Skanska has completed the sale of the second and final office building within its Studio development in Warsaw to Stena Real Estate AB for EUR 159 million (approximately SEK 1.7 billion), marking the completion of the disposal of the two-phase office complex.
The transaction will be recognised by Skanska Commercial Development Europe in the third quarter of 2026, while the transfer of ownership is expected to take place during the fourth quarter.
Completed in the fourth quarter of 2025, the office tower provides approximately 27,700 sqm of gross leasable area across 26 above-ground floors. The building is occupied by companies operating in sectors including finance, energy, pharmaceuticals, technology and professional services.
The property has been designed with a focus on workplace wellbeing, operational efficiency and sustainability. It is targeting LEED and WELL certifications, together with Building without Barriers, WiredScore and SmartScore accreditations. Digital building management technologies, including a digital twin supported by artificial intelligence, are used to optimise energy performance, operational efficiency and building management. The development also incorporates advanced digital infrastructure and a mobile wallet-based access system.

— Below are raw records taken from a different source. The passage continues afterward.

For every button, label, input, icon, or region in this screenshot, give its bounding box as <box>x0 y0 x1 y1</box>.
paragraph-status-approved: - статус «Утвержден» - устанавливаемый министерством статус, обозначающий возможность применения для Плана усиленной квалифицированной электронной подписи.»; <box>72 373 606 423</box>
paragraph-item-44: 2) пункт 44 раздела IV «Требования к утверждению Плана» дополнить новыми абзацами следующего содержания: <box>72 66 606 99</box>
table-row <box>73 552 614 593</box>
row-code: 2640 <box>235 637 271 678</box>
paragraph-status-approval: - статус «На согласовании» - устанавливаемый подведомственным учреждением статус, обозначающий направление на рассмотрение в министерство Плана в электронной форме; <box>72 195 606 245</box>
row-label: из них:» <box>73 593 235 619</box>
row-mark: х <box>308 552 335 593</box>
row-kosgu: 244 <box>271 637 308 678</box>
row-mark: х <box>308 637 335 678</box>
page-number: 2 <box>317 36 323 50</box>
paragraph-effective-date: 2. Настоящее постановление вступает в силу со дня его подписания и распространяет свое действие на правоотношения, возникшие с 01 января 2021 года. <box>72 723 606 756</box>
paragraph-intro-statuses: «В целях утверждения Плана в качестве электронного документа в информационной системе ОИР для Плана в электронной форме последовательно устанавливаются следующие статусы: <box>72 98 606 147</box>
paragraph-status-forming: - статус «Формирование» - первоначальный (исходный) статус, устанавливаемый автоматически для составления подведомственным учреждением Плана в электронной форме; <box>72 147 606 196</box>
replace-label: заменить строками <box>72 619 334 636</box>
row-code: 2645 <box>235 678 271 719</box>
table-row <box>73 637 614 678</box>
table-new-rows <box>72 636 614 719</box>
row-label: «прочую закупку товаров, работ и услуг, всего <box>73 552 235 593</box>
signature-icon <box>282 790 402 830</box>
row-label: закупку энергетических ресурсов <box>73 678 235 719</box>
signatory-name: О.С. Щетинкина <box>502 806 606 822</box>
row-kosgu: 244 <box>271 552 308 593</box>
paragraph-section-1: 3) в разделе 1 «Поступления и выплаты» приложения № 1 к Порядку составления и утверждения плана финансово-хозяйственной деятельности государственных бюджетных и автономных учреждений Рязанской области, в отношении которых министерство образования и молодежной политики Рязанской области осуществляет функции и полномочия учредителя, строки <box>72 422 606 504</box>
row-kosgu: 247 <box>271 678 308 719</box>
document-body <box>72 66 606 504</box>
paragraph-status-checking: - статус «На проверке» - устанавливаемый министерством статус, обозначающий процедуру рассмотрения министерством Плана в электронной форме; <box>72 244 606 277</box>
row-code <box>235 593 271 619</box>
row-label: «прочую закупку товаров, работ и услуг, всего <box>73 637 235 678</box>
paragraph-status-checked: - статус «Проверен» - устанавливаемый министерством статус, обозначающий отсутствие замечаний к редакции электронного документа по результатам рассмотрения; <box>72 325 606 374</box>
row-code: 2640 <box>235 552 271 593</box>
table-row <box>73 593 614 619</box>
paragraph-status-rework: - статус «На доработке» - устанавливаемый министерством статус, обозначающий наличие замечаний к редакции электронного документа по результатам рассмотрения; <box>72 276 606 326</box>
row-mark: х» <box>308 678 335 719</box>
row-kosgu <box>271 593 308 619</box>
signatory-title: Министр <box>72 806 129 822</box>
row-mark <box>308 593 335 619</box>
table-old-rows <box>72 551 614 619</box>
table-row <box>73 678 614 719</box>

Studio is located in Warsaw’s Wola district, one of the city’s fastest-growing office locations, with access to two metro stations and an extensive public transport network. The two-building development has been designed around a landscaped public square that combines green space, seating areas and amenities intended to support employee wellbeing and encourage interaction.
The first building of the Studio complex was acquired by Stena Real Estate AB in the second quarter of 2024, making the latest transaction the completion of the investor’s acquisition of the entire project.
The sale reflects continued investor demand for high-quality office assets in Warsaw despite a more selective European investment market. Prime office buildings with strong environmental credentials, modern digital infrastructure, established occupiers and locations close to public transport continue to attract institutional capital, particularly in core business districts such as Wola, where new supply remains comparatively limited relative to demand for premium workspace.